Bill Knight
column for Oct. 4, 5 or 6, 2018
Two
new reports on issues vital to working Americans detail the attacks on U.S.
workers that have accelerated since President Trump and the GOP assumed control
of Congress and all three branches of the federal government – and the
potential consequences ahead.
The
nonpartisan Public Citizen group issued the 23-page “Workers Left Behind Under
Trump’s OSHA,” and the labor-supported Economic Policy Institute released its
20-page analysis, “First Day Fairness: An agenda to build worker power and
ensure job quality.”
“Trump
has betrayed America’s workforce, sacrificing lives at the altar of industry
profits,” said Shanna Devine, author of Public Citizen’s report and the worker
health and safety advocate in Public Citizen’s Congress Watch division.
“In
June 2016, candidate Trump promised, ‘The American worker will finally have a
president who will protect them and fight for them.’ But since becoming
president, Trump has followed the dictates of the U.S. Chamber of Commerce,
rolling back fundamental protections at the U.S. Occupational Health and Safety
Administration (OSHA), the report says.
Indeed,
shortly before Labor Day, Trump cancelled a scheduled pay raise for about 2
million public employees and approved an Executive Order instructing the
Treasury Department to investigate rules on distributing funds from retirement
accounts to prevent withdrawals “to see if investors can keep more money for a
longer time in 401(k)s, Individual Retirement Accounts, and other
tax-sheltered savings plans,” according
to the Wall Street Journal.
Also,
Trump is gutting OSHA and cutting requirements to keep relevant records public
and accessible, said Devine, who commented, “The Trump administration has
systematically dismantled fundamental health and safety protections, and
undermined the very agency tasked with safeguarding America’s workforce.”
Celine
McNicholas, EPI’s director of labor law and policy, added, “This has been a terrible
18 months-plus for working people in this country, It’s an unprecedented attack
on workers.”
Meanwhile,
the Trump administration continues to hide behind accurate but misleading
headlines about the U.S. economy, stressing that the stock market is up – both
the Dow Jones and the S&P 500 on Sept. 21 set all-time highs, with the Dow
finishing that day at 26,656.98 and the S&P at 2,930.75 – but neglecting to
note that profitable corporate performance hasn’t meant improved wages for
workers. Also, apart from media spin and public relations, real hourly wages
between July of last year and this summer are, in reality, down, since a 2.7
percent increase over that 12-month period was eliminated by inflation – even
as the $1.5 trillion tax cut enriched the wealthy and corporations.
However,
suspicions are beginning to register with everyday workers.
“For
the first time in a long time, you have lots of different folks here in DC and
out in the states talking about the need for some sort of labor and employment
law reform,” said Celine McNicholas, director of labor law and policy at EPI.

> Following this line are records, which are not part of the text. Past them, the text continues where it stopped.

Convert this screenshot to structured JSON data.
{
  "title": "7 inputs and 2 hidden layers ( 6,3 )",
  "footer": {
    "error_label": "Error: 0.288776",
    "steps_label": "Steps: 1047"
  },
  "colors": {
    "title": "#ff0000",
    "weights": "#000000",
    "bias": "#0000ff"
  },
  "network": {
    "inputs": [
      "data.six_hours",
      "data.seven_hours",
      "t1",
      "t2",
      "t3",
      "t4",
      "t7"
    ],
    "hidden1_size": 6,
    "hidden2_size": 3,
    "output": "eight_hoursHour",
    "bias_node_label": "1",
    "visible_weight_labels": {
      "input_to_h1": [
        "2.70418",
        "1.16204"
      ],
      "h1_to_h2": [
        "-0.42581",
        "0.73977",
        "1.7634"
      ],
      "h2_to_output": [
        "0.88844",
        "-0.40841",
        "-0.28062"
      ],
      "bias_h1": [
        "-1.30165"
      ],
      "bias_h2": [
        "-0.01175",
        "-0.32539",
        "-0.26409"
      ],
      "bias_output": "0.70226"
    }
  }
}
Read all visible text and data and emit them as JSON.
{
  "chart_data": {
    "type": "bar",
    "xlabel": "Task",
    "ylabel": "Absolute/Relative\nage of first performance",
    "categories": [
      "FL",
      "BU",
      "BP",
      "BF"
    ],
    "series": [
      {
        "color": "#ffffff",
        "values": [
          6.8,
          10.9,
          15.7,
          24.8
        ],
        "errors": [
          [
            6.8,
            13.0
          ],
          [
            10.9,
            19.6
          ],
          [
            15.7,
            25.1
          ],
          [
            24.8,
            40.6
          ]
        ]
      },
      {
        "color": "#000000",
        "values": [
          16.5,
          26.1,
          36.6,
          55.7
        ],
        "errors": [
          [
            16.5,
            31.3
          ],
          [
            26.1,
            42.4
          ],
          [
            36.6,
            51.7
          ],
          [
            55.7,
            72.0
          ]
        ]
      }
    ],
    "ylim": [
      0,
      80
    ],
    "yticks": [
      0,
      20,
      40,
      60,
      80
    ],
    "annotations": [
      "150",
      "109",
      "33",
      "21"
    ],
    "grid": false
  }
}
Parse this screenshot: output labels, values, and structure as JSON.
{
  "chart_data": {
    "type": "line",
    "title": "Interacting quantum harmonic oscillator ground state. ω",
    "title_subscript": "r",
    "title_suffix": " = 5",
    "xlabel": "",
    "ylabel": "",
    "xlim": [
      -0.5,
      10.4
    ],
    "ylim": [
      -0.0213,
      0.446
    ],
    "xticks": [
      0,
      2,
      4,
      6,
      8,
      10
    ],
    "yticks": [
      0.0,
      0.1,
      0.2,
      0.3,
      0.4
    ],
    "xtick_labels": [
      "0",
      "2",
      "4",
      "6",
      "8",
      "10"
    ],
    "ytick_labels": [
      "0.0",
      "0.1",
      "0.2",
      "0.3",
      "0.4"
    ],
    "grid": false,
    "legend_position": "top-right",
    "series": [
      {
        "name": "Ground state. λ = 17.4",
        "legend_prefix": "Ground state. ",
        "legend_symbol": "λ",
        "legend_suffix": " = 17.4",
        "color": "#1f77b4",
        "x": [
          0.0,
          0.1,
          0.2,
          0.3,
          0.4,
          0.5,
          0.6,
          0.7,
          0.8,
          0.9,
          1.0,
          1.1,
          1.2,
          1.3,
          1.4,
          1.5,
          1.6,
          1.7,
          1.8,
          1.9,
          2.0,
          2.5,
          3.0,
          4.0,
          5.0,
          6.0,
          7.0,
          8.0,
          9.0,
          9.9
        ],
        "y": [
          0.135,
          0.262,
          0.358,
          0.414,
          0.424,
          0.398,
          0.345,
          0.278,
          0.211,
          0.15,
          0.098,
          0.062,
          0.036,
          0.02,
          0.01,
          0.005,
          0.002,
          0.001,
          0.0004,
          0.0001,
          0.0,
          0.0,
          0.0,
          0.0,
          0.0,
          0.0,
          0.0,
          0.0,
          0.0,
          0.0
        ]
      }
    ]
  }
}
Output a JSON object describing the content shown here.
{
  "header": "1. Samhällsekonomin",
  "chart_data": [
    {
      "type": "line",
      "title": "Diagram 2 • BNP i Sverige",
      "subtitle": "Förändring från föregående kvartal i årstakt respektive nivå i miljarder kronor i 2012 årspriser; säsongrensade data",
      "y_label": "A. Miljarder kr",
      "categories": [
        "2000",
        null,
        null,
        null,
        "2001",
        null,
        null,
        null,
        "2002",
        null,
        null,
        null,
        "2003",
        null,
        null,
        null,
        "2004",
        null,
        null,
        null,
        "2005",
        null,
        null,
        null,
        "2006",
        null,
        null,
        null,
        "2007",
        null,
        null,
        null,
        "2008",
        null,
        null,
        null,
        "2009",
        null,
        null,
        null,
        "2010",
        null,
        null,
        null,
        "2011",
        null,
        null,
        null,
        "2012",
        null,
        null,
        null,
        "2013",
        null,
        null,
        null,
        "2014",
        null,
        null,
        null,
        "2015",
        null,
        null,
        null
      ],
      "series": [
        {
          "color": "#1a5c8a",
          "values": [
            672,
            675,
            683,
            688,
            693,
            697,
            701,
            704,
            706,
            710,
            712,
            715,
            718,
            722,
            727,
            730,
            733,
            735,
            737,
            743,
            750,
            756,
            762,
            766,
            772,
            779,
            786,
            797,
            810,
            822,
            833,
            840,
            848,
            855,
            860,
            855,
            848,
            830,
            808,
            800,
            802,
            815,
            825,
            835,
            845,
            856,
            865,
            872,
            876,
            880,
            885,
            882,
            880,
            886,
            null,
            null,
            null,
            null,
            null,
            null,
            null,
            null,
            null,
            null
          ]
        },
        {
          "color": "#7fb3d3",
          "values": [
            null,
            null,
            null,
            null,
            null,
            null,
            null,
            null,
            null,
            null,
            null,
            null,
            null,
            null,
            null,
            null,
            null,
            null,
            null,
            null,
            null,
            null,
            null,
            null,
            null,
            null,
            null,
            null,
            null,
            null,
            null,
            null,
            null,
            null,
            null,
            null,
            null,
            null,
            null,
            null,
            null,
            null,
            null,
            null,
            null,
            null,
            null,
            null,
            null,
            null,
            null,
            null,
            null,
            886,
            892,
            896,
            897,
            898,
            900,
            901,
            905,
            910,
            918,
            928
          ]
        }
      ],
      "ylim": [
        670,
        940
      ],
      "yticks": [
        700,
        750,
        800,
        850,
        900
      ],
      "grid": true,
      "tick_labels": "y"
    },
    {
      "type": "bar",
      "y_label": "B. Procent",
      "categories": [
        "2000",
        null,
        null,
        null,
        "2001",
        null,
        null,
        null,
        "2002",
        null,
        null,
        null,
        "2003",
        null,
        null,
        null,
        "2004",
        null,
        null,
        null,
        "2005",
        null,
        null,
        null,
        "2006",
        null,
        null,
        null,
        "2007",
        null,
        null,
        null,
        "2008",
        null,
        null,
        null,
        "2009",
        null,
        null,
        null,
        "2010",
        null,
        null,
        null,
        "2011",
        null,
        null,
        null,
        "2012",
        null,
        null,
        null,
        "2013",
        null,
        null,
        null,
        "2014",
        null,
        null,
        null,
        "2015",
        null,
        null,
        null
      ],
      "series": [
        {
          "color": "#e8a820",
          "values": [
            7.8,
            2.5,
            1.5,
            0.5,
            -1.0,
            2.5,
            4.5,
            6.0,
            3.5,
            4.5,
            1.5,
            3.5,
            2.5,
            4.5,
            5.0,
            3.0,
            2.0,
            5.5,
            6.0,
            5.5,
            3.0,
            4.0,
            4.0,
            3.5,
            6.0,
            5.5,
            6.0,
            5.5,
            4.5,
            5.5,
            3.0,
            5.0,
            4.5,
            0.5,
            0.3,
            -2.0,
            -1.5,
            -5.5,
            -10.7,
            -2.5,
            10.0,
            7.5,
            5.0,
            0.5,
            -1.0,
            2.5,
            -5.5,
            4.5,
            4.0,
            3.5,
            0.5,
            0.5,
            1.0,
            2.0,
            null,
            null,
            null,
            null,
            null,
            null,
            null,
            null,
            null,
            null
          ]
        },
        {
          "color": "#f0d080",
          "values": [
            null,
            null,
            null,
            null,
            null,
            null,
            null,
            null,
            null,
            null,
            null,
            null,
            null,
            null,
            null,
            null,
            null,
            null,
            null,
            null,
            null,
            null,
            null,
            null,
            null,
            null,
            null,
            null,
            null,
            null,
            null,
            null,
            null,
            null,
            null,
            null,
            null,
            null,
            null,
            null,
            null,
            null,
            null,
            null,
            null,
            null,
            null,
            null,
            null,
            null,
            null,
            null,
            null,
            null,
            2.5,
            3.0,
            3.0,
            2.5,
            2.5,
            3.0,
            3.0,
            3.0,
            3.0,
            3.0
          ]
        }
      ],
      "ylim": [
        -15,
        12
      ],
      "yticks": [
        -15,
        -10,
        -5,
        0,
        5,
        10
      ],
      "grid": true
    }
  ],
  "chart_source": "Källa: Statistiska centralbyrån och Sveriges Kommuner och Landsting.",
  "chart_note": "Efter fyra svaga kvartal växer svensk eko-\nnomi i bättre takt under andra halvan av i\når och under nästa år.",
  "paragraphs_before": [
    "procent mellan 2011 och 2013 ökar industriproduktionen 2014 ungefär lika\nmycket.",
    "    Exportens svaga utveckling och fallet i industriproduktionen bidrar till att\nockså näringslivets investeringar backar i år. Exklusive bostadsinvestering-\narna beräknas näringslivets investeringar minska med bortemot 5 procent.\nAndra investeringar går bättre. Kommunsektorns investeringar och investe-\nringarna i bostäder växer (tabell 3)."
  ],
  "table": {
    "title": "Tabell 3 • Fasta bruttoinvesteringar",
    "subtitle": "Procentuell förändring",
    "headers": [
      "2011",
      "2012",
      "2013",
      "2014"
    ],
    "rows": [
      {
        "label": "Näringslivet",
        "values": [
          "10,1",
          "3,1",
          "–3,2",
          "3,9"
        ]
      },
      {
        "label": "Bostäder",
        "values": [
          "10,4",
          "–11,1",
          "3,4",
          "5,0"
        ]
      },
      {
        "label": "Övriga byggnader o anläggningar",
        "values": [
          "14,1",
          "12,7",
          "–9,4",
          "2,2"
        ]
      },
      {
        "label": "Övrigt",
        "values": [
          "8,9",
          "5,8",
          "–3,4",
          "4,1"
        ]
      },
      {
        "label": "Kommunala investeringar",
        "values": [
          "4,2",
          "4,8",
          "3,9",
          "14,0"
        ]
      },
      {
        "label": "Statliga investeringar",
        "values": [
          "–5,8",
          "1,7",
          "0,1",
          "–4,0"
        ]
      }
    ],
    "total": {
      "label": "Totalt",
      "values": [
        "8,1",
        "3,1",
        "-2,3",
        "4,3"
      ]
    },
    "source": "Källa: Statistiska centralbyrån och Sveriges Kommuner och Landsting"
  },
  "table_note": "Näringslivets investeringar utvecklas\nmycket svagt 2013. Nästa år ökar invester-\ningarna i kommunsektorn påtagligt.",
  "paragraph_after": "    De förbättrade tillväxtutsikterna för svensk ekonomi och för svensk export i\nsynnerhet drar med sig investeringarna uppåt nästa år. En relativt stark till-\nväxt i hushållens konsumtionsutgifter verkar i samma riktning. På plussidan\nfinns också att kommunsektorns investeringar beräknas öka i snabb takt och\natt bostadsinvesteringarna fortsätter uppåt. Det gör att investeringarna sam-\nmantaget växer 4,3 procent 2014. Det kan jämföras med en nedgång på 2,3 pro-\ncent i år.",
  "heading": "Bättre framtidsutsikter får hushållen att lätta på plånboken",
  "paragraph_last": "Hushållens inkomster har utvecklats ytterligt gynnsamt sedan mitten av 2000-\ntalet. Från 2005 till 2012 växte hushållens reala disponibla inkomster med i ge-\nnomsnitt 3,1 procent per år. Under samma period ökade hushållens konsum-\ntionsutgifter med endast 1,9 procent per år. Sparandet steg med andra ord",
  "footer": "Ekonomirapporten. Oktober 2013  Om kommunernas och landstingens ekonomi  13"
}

“There hasn’t been much worker-favored activity in that area in quite some
time.”
The
EPI report makes four key recommendations: Americans need the right to
unionize; more to ensure a basic level of job quality, whether or not they’re
in a union; freedom from employers’ demand that applicants surrender their
rights as a condition of employment; and enforcement of labor rights.
Nevertheless,
challenges remain ahead.
“The
little power that workers have, this administration seems to be bound and
determined to diminish even more,” said Sharon Block of Harvard Law School’s
Labor and Worklife Program and a former national Labor Relations Board member
and adviser to President Obama. “The time for tinkering around the edges has
past. What we really need is fundamental change.”